Chen Xi, Cao Haoyao, Li Yiming, Chen Fei, Peng Yong, Zheng Tinghui, Chen Mao
Department of Mechanics and Engineering, College Architecture and Environment, Sichuan University, Chengdu, China.
Yibin Institute of Industrial Technology, Sichuan University, Yibin, China.
Front Bioeng Biotechnol. 2024 Aug 2;12:1439846. doi: 10.3389/fbioe.2024.1439846. eCollection 2024.
Mild stenosis [degree of stenosis (DS) < 50%] is commonly labeled as nonobstructive lesion. Some lesions remain stable for several years, while others precipitate acute coronary syndromes (ACS) rapidly. The causes of ACS and the factors leading to diverse clinical outcomes remain unclear. This study aimed to investigate the hemodynamic influence of mild stenosis morphologies in different coronary arteries. The stenoses were modeled with different morphologies based on a healthy individual data. Computational fluid dynamics analysis was used to obtain hemodynamic characteristics, including flow waveforms, fractional flow reserve (FFR), flow streamlines, time-average wall shear stress (TAWSS), and oscillatory shear index (OSI). Numerical simulation indicated significant hemodynamic differences among different DS and locations. In the 20%-30% range, significant large, low-velocity vortexes resulted in low TAWSS (<4 dyne/cm) around stenoses. In the 30%-50% range, high flow velocity due to lumen area reduction resulted in high TAWSS (>40 dyne/cm), rapidly expanding the high TAWSS area (averagely increased by 0.46 cm) in left main artery and left anterior descending artery (LAD), where high OSI areas remained extensive (>0.19 cm). While mild stenosis does not pose any immediate ischemic risk due to a FFR > 0.95, 20%-50% stenosis requires attention and further subdivision based on location is essential. Rapid progression is a danger for lesions with 20%-30% DS near the stenoses and in the proximal LAD, while lesions with 30%-50% DS can cause plaque injury and rupture. These findings support clinical practice in early assessment, monitoring, and preventive treatment.
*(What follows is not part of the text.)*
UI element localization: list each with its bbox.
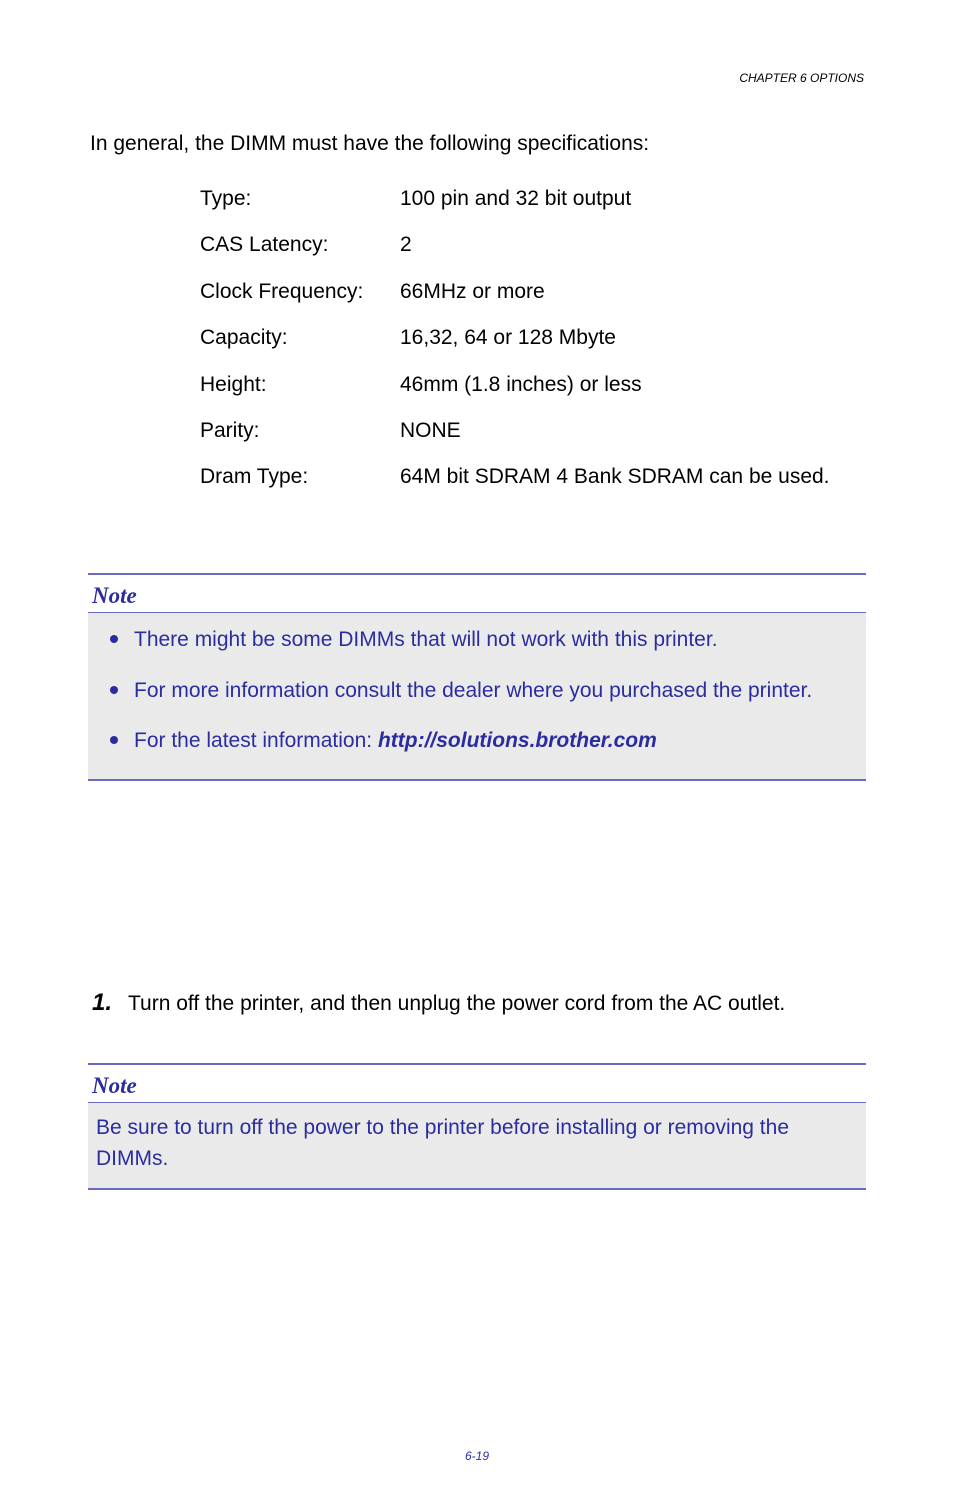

轻度狭窄[狭窄程度(DS)<50%]通常被标记为非阻塞性病变。一些病变数年保持稳定,而另一些则迅速引发急性冠状动脉综合征(ACS)。ACS的病因以及导致不同临床结果的因素仍不清楚。本研究旨在探讨不同冠状动脉中轻度狭窄形态的血流动力学影响。基于健康个体数据,对狭窄进行不同形态的建模。采用计算流体动力学分析来获得血流动力学特征,包括血流波形、血流储备分数(FFR)、流线、时间平均壁面切应力(TAWSS)和振荡剪切指数(OSI)。数值模拟表明不同DS和位置之间存在显著的血流动力学差异。在20%-30%范围内,显著的大低速涡流导致狭窄周围TAWSS较低(<4达因/平方厘米)。在30%-50%范围内,管腔面积减小导致的高流速导致TAWSS较高(>40达因/平方厘米),在左主干和左前降支(LAD)中TAWSS高的区域迅速扩大(平均增加0.46厘米),其中高OSI区域仍然广泛(>0.19厘米)。虽然由于FFR>0.95,轻度狭窄不会立即带来任何缺血风险,但20%-50%的狭窄需要关注,基于位置的进一步细分至关重要。对于狭窄附近和LAD近端DS为20%-30%的病变,快速进展是一个危险因素,而DS为30%-50%的病变可导致斑块损伤和破裂。这些发现支持早期评估、监测和预防性治疗中的临床实践。